Они дошли до дворика, со всех сторон окруженного многоэтажными домами. Люк посмотрел на друга, увлеченного неразрешимой проблемой лондонского жилья. Спенсер стоял, сложив на груди руки, и что-то негромко говорил Эмброузу, но тот слушал вполуха: внимание его привлекла девочка в костюме феи, которая сидела на крыльце и курила папиросу.
— Он вступил в Социалистическую лигу и уверяет, что Уильям Моррис уже поручил ему какое-то задание. Не пора ли вам охладить его пыл, Марта?
Девочка в костюме феи затушила папиросу и закурила новую; крылышки у нее за спиной задрожали, и с них слетело перо.
В душе Марты шевельнулось чувство вины.
— Я всего лишь его друг, — отрезала она. — Он же не марионетка, у него есть своя голова на плечах, вот послушайте…
— Все эти новые дома на набережной Темзы, — вещал Спенсер, — которыми они так гордились: дескать, вот вам доказательство прогресса! — вы их видели?
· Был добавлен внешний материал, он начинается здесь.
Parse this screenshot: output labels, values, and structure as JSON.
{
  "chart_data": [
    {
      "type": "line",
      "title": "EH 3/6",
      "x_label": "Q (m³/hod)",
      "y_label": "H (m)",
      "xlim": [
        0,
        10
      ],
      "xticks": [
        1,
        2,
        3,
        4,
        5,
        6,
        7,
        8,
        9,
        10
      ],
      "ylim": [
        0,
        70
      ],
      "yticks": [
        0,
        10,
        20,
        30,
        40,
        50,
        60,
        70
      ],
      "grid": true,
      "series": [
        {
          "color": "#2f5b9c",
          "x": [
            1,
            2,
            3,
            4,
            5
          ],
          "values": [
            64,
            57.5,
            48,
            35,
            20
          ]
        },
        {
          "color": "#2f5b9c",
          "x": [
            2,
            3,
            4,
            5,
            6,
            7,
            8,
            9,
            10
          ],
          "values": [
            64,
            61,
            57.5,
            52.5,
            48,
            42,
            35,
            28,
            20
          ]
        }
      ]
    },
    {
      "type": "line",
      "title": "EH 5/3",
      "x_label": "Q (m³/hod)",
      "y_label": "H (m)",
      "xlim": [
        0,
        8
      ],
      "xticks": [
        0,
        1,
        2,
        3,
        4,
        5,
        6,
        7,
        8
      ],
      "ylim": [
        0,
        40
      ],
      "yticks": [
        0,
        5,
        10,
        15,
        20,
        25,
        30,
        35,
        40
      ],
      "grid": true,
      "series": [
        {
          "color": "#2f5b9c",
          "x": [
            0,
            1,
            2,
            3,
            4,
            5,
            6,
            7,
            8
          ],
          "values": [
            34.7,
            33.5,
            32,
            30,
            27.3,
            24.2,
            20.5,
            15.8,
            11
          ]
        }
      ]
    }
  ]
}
Не квартиры, а клетки. Теснота такая, разве что на головах друг у друга не сидят, в некоторых комнатах нет окон, а те, в которых есть, размером не больше почтовой марки, собачья будка и то уютнее.
Спенсер бросил взгляд на подошедшую к ним Марту, которая, не сдержав раздражения, вмешалась в разговор:
— Да вы только посмотрите на себя, Чарльз. Вам не терпится вернуться домой, к Кэтрин, вашим бархатным домашним туфлям и вину, один глоток которого стоит больше, чем эти бедолаги тратят за неделю. Для вас они существа другого вида, вы уверены, что они сами во всем виноваты, потому что безнравственны и глупы. Посели их хоть во дворец, и они его за неделю загадят — так, по-вашему? Что ж, быть может, вы правы: они действительно не такие, как вы, потому что подобные вам жалеют каждый пенни, который тратят на налоги, а они, у которых ничего нет, готовы делиться последним, — нет, Люк, я не стану молчать, вы что же думаете, если Кора научила меня, какой вилкой есть рыбу, так я забыла, откуда родом?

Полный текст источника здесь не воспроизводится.